Giacomo Venturi

Personal information
- Date of birth: 2 January 1992 (age 34)
- Place of birth: Faenza, Italy
- Height: 1.83 m (6 ft 0 in)
- Position: Goalkeeper

Team information
- Current team: Ravenna
- Number: 22

Youth career
- Bologna

Senior career*
- Years: Team / Apps / (Gls)
- 2011–2014: Bologna / 0 / (0)
- 2011–2012: → Bellaria (loan) / 37 / (0)
- 2012–2013: → Gubbio (loan) / 29 / (0)
- 2013–2014: → San Marino (loan) / 16 / (0)
- 2014–2015: Cremonese / 6 / (0)
- 2015–2016: Vis Pesaro / 17 / (0)
- 2016–2019: Ravenna / 97 / (0)
- 2019–2023: Reggiana / 80 / (0)
- 2023–2024: Casertana / 38 / (0)
- 2024–2025: Gubbio / 37 / (0)
- 2025–2026: Arezzo / 35 / (0)
- 2026–: Ravenna / 0 / (0)

International career^{‡}
- 2012: Italy U20 / 1 / (0)

= Giacomo Venturi =

Italian footballer

Giacomo Venturi (born 2 January 1992) is an Italian professional footballer who plays as a goalkeeper for club Ravenna.

==Biography==
Born in Faenza, Emilia–Romagna, Venturi started his career at Bologna. He was the reserve team keeper from 2007 to 2011. On 25 July 2011 Venturi left for Bellaria – Igea Marina in temporary deal. Venturi played 37 out of possible 38 match for the club in 2011–12 Lega Pro Seconda Divisione. Venturi also received a first team shirt number in 2010–11 Serie A.
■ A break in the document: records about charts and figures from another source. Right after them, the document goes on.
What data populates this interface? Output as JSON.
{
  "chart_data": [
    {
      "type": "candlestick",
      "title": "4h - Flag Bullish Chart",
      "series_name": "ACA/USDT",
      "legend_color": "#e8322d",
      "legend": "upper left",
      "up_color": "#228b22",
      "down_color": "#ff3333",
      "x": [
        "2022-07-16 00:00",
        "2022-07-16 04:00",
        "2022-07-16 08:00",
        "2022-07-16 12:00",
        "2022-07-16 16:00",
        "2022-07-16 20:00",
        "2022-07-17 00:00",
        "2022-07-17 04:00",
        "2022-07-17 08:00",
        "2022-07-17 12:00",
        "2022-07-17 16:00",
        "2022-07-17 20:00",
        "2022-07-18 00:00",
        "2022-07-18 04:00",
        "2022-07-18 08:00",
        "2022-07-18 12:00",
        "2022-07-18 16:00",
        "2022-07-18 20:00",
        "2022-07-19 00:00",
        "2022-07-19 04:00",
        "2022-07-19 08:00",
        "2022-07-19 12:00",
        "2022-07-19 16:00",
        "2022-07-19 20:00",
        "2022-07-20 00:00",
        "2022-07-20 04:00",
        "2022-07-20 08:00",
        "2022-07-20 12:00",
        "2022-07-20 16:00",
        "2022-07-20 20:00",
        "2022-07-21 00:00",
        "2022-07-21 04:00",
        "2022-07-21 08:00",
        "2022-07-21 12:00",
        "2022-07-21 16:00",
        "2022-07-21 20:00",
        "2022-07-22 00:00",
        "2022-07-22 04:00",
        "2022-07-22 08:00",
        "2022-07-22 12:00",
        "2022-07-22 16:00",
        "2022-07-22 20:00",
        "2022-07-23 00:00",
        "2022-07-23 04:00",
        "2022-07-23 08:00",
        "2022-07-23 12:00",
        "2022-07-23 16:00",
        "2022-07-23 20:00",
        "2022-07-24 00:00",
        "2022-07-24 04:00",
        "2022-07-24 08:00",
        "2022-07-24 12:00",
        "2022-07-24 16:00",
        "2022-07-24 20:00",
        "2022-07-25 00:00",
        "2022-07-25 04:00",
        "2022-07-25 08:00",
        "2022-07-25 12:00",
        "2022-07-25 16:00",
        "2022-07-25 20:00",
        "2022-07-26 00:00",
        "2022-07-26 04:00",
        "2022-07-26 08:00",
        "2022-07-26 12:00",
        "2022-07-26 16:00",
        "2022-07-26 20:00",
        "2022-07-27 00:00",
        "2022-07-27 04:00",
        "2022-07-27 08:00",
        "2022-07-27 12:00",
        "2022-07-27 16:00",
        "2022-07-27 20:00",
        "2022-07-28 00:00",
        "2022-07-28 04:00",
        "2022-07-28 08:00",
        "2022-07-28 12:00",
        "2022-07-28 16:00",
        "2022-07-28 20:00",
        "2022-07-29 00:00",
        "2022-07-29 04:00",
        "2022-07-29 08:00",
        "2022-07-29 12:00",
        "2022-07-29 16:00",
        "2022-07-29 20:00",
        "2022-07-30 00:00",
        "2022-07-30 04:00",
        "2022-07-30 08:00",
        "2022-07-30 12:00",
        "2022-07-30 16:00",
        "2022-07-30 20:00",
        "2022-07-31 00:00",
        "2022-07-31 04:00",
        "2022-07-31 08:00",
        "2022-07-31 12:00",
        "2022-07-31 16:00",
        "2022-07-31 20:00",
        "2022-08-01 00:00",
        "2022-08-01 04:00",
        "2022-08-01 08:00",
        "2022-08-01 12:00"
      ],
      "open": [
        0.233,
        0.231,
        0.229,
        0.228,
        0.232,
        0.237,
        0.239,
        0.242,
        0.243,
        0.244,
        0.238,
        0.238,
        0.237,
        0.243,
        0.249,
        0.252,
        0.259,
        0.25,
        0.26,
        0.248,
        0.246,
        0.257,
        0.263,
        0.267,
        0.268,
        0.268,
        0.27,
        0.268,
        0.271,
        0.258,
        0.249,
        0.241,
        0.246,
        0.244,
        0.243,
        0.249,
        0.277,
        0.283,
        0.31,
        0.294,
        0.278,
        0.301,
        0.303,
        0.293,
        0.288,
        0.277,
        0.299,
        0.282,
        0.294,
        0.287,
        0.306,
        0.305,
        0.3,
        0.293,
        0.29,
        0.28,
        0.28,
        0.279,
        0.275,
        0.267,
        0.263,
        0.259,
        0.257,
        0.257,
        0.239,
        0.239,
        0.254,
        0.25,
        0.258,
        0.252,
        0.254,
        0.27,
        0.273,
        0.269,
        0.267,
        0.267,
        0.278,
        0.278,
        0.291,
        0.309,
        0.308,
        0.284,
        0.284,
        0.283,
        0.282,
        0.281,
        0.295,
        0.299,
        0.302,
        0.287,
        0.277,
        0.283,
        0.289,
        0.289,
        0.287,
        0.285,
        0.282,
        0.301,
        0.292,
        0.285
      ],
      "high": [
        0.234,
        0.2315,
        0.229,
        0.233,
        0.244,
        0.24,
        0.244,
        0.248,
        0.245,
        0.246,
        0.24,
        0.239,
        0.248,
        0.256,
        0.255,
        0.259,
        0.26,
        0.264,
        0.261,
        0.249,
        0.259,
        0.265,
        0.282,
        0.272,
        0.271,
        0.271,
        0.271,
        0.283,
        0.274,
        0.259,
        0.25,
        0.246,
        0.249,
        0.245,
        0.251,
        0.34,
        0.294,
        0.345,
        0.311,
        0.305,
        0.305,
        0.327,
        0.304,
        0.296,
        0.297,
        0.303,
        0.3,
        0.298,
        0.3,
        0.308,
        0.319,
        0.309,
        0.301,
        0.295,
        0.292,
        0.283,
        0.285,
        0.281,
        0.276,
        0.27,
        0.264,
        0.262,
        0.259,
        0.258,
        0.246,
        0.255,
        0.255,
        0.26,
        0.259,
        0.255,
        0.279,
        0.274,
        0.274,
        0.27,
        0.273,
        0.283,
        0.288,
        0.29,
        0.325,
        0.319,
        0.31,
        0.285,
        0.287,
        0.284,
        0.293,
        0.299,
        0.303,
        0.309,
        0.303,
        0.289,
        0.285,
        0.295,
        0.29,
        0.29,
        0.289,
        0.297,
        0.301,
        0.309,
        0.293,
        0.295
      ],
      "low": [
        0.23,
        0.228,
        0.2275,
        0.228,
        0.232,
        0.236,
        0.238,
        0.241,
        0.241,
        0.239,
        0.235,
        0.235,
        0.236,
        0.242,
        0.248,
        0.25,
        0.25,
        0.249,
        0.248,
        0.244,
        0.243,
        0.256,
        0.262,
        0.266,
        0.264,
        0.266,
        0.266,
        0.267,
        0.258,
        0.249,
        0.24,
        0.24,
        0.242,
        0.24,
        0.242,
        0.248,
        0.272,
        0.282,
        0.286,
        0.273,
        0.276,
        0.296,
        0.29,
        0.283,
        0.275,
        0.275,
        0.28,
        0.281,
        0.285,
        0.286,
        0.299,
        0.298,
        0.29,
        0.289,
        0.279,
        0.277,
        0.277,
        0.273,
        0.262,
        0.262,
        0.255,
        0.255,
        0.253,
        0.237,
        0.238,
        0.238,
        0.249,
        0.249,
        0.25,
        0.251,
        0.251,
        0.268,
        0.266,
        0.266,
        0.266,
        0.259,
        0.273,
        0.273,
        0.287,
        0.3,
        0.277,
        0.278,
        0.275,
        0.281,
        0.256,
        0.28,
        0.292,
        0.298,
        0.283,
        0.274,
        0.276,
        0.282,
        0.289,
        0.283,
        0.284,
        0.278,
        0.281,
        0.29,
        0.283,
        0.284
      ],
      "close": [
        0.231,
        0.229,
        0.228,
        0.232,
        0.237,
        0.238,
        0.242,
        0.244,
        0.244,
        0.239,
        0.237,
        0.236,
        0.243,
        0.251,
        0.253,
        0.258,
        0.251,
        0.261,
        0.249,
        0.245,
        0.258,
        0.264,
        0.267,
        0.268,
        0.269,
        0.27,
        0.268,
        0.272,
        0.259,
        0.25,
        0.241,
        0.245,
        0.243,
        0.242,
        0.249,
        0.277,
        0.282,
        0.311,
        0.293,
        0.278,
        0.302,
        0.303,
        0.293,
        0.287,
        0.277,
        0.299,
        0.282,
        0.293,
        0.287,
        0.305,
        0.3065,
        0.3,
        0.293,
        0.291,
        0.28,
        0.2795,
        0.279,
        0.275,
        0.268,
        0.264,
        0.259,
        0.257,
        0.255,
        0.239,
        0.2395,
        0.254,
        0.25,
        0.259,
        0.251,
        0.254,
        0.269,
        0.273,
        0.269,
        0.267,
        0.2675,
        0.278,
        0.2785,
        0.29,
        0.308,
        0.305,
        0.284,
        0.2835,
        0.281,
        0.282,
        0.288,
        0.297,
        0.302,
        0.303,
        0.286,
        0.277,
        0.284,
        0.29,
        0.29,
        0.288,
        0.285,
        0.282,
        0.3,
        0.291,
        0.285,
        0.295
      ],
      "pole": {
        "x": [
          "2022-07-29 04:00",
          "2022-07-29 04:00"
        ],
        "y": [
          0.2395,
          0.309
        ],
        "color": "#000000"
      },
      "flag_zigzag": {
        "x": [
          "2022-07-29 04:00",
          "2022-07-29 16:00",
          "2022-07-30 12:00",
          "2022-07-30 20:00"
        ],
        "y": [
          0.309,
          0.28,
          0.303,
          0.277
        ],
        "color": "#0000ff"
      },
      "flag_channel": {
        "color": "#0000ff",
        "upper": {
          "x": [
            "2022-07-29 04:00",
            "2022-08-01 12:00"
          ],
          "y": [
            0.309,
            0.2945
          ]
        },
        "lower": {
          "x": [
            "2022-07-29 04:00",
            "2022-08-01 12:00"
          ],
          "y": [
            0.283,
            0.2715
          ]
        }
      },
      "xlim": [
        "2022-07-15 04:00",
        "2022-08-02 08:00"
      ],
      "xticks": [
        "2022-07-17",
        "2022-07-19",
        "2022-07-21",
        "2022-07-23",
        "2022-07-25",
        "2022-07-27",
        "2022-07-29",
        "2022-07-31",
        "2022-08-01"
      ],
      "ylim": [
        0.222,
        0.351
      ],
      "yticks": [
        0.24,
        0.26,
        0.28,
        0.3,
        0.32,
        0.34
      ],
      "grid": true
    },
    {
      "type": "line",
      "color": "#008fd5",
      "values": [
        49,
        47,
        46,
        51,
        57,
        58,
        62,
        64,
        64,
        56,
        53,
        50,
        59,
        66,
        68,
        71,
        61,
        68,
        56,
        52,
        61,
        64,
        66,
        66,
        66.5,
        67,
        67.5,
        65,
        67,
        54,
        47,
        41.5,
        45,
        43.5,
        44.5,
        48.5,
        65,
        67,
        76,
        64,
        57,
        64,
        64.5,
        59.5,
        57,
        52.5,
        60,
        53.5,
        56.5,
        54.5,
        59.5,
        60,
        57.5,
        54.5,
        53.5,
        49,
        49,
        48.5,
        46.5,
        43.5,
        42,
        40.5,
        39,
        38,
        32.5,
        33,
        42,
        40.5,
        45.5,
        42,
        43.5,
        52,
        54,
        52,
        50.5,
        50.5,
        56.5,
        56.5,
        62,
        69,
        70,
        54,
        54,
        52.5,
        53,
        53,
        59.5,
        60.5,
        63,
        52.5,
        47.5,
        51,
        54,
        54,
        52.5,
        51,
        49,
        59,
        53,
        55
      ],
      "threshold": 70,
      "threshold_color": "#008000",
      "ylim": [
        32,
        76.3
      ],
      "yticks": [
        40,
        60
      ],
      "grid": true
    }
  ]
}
On 17 July 2012 Venturi received a call-up from Gubbio.

On 10 July 2013 Venturi left for San Marino Calcio in temporary deal, along with Gianluca Draghetti and Manuel Gavilán. Venturi made his debut in the first round of 2013–14 Coppa Italia Lega Pro.

On 10 July 2014 he was signed by Cremonese on free transfer.

On 2 August 2019 he signed a two-year contract with Reggiana.

On 15 July 2024, Venturi returned to Gubbio.

===International career===
Venturi started his national team career in 2005 Christmas Youth Event. He was one of the few born 1992 players in that event, which was intend for 1990 and 1991 players. In 2007, he entered another training camp for born 1992–93 players. He finally entered the Italy national under-17 football team in November 2008. However, he did not made his debut. In the new season Venturi received a call-up to Italy national under-18 football team. He also travelled to Nigeria with U17 team (de facto U18 team of 2009–10 season or U17 in 2008–09 season) for 2009 FIFA U-17 World Cup. He did not play any game either, which Mattia Perin was the first choice. Venturi received a call-up for goalkeeper training camp after returned from Africa in November 2009. However Venturi only received another call-up a year later in 2010 goalkeeper training camp.

Venturi finally returned to national youth team in December 2011 for Italy national under-20 football team. The unofficial charity match U20 beat Italy U21 Serie B 1–0. In January 2012 he received a call-up against Macedonia. In February Venturi was dropped as Perin returned to the squad. However, in April Perin withdrew from the squad again and Venturi was re-called. The match
Venturi substituted Alessandro Iacobucci at half time. Italy had a clean sheet in the second half and beat Denmark 3–1.